A los visitantes se les permite subir hasta su cima teniendo que soportar en la ascensión 250 escalones. Quien escribe estas líneas puede asegurar que, sin un excelente estado físico, subir y bajar semejante mole da mucho trabajo y cansa a cualquiera. Ubicada al oeste de la calzada De los Muertos, la imagen actual de la pirámide corresponde en realidad a una restauración que se efectuó entre los años 1905 y 1910, cuando se habilitaron varios edificios de la calle, ya por entonces con objetivos turísticos.

Esa extraña sensación

Aunque la construcción precolombina no da a entender su uso, todo hace suponer que los habitantes de Teotihuacán lo utilizaban como una forma de culto al astro que rige los destinos de nuestro sistema planetario, pero también como morada final de los dioses, aunque esto se mantiene en discusión. Eso sí, algunos osados investigadores -a los que se suma este escriba- aseguran que en realidad toda la edificación de la calzada De los Muertos, y en especial ambas pirámides, son una forma de monolito o signo que, desde las alturas, habrían utilizado los “dioses” -léase: seres de otros mundosque ayudaron con tecnología y probablemente maquinaria a la construcción de un sitio que, mudo, da pocas explicaciones de por sí. Aunque maravilla con apenas verlo.

¿Dudas con lo que significa el nombre?

Un estudio del Instituto Nacional de Antropología e Historia de México (INAH) reveló que el nombre de la urbe prehispánica de Teotihuacán, situada a 60 kilómetros de la capital mexicana, no significa “ciudad de los dioses”, como se creía hasta la fecha.

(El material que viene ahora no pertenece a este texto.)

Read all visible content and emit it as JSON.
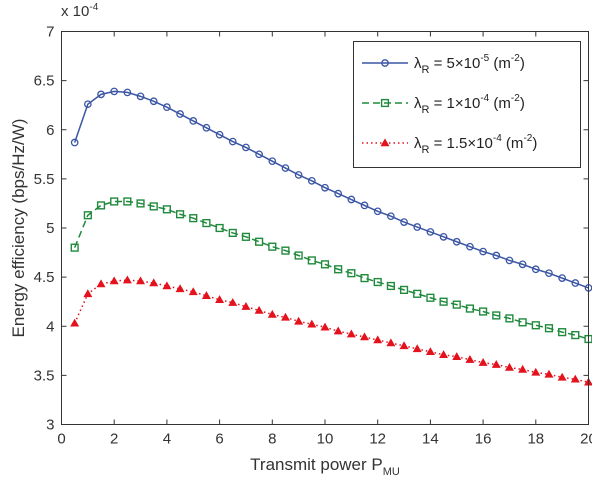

En el último tercio del siglo XX, una traducción del idioma náhuatl popularizó a Teotihuacán como el “lugar donde los hombres se convierten en dioses”. Sin embargo, nuevos análisis arqueológicos, de inscripciones y de símbolos de varios documentos, revelaron que la urbe fue nombrada “ciudad del sol” por los pueblos que llegaron a la zona después del siglo VIII, una vez que la urbe había sido abandonada por sus pobladores originales, señaló el INAH en un comunicado.

Los investigadores Verónica Ortega, Edith Vergara y Enrique del Castillo sostienen que la nomenclatura de Teotihuacán aludía a que “ahí se nombraba al sol, el legítimo gobernante”.

Teotihuacán, fundada en el año 100 a.C., fue una gran metrópoli sagrada, conocida por sus pirámides, cuyos orígenes y pobladores son todavía inciertos. Las ruinas de la ciudad, caída alrededor del 650 d.C., fascinaron a los distintos pueblos que se asentaron en el actual Valle de México, entre ellos los aztecas, quienes bautizaron la ciudad con el nombre actual.


Agradecimientos: Concepción Gutiérrez Salas y familia, al Museo de Teotihuacán, a todos los habitantes de ese pueblo mágico y a Dogma-Argentina (dogma-argentina.com.ar), que proveyó de equipamiento utilizado para la investigación. Fotografías: Brandon Alexis López Gutiérrez (México)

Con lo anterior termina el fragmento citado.